The answers to the questionnaire truly reveal the unfair means used to make their appointments.
The answer to the question can be seen from the above-given figure.
It can be analyzed that, the promoters by themselves have approached most of the ID’s to join the company. Further many of them were also approached by the company itself. Besides this, some got recommendations from friends. Senior officers, directors also approached many.
But they received the least proposals to join when they applied in the company through advertisement.
This proves the unfair ways the promoters and directors adopt to keep and maintain their interest in the company. This makes the appointments of ID partial and full of biasedness. The selected ID will take his appointment as a favour to him by the promoter and thus will act in the company as his puppet. If he tries to make a decision by himself, he might be soon ousted from his position. Knowing this fact makes him a “Dependent Director”.
Present Scenario:
Survey shows increasing concern of shareholders on ID independency
Many shareholders view the Board of Indian corporates are in favour of Promoters of the company. They think so as many ID’s don’t work independently.
As per the Corporate governance survey 2020, nearly 79% of shareholders show concern about the independence of ID. These were individual shareholders. Nearly 65% of them said many ID’s in the public company does not take any steps to safeguard the interest of minority shareholders. The said survey was conducted by Online Platform LocalCircles.
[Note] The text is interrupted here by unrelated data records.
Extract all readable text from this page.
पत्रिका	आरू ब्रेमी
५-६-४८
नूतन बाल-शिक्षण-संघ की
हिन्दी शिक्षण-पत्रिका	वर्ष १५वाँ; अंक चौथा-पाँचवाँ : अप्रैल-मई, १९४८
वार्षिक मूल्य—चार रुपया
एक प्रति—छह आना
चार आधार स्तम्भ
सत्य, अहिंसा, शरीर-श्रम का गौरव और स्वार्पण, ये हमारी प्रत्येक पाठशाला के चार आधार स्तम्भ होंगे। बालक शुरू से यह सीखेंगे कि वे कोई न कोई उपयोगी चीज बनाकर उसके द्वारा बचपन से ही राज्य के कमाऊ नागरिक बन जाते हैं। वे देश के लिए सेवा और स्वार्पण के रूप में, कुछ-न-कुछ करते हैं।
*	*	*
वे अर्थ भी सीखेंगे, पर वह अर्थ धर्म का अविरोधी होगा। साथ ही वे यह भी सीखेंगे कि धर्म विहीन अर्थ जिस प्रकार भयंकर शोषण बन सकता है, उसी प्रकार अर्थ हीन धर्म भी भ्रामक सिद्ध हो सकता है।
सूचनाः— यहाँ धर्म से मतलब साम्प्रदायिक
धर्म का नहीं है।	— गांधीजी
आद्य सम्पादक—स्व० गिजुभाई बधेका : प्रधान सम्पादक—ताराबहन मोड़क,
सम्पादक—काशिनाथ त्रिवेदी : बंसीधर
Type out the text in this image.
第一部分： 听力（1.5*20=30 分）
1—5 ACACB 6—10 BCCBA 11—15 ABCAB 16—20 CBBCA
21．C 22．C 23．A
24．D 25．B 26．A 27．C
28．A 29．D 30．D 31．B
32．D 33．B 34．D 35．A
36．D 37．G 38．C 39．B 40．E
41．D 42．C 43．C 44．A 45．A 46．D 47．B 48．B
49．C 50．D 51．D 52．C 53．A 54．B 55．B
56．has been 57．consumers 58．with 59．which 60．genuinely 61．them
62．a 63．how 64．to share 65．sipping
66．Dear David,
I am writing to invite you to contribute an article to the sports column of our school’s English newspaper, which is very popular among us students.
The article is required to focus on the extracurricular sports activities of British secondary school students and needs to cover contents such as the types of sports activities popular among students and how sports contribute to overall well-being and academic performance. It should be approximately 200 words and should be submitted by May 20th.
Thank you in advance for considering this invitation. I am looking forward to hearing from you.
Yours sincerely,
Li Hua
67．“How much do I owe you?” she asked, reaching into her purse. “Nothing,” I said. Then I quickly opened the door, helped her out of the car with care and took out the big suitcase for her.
The survey also stated that many individual shareholders are also concern about insider trading and accounting frauds in public companies.
Liability of Independent Directors
In the case of Sunil Mittal v. CBI, the court stated that to make a director (including ID) guilty of fraud, it is first necessary to prove that he was actively involved in the action of committing fraud. It should be proved that the director had criminal intent and thus committed the act.
Effect of Companies (Amendment) Act, 2019 On Independent Directors
Amendment Act 2019 came into force on 31st July 2019 and made changes to section 212 of the Act. The said section provides for ‘Investigation into Affairs of company by Serious Fraud Investigation Office’. The Amendment Act states that if any director or officer or entity tries to make an unfair gain whether in asset, cash or in any way, then an application can be made to Tribunal by Central Government.
A point to note here is the scope of the section that has been widened. It says ‘any director’. It means an ID is also included in it.
Remuneration Benefit to ID under Companies (Amendment) Act, 2020
As stated by the Ministry of Corporate Affairs under sections 32 and 40 of Amendment Act, 2020, the non-executive directors including ID can now get remuneration in a public company, even if the company is running in losses or is not having adequate profits.
SEBI’s strict norms for ID
To give more power to individual shareholders SEBI has tightened its norms relating to ID in a listed company. They will come in effect from January 22. The norms are as follows-
- Nomination and Remuneration Committee and Audit Committee should be comprised of two-thirds of ID.
- Appointment of ID will be made by Special Resolution and will be approved by shareholders in next Annual General Meeting or in 3 months, whichever is earlier.
- The reason for ID’s resignation is to be disclosed by a company.
Conclusion and The Way Forward
The independency of ID has remained a debated topic for years. Therefore, certain steps are necessary to be taken to improve their independence.
The number of companies in which ID can hold directorship should be decreased. Section 165 of the 2013 Act, allows a director to hold twenty directorships. This can hamper the independence of ID.
Changes should be made in the appointment procedure of ID. As seen above, many ID’s were approached by promoters themselves. This hampers their independence to take decisions.
Companies should give ID more independence in taking decisions.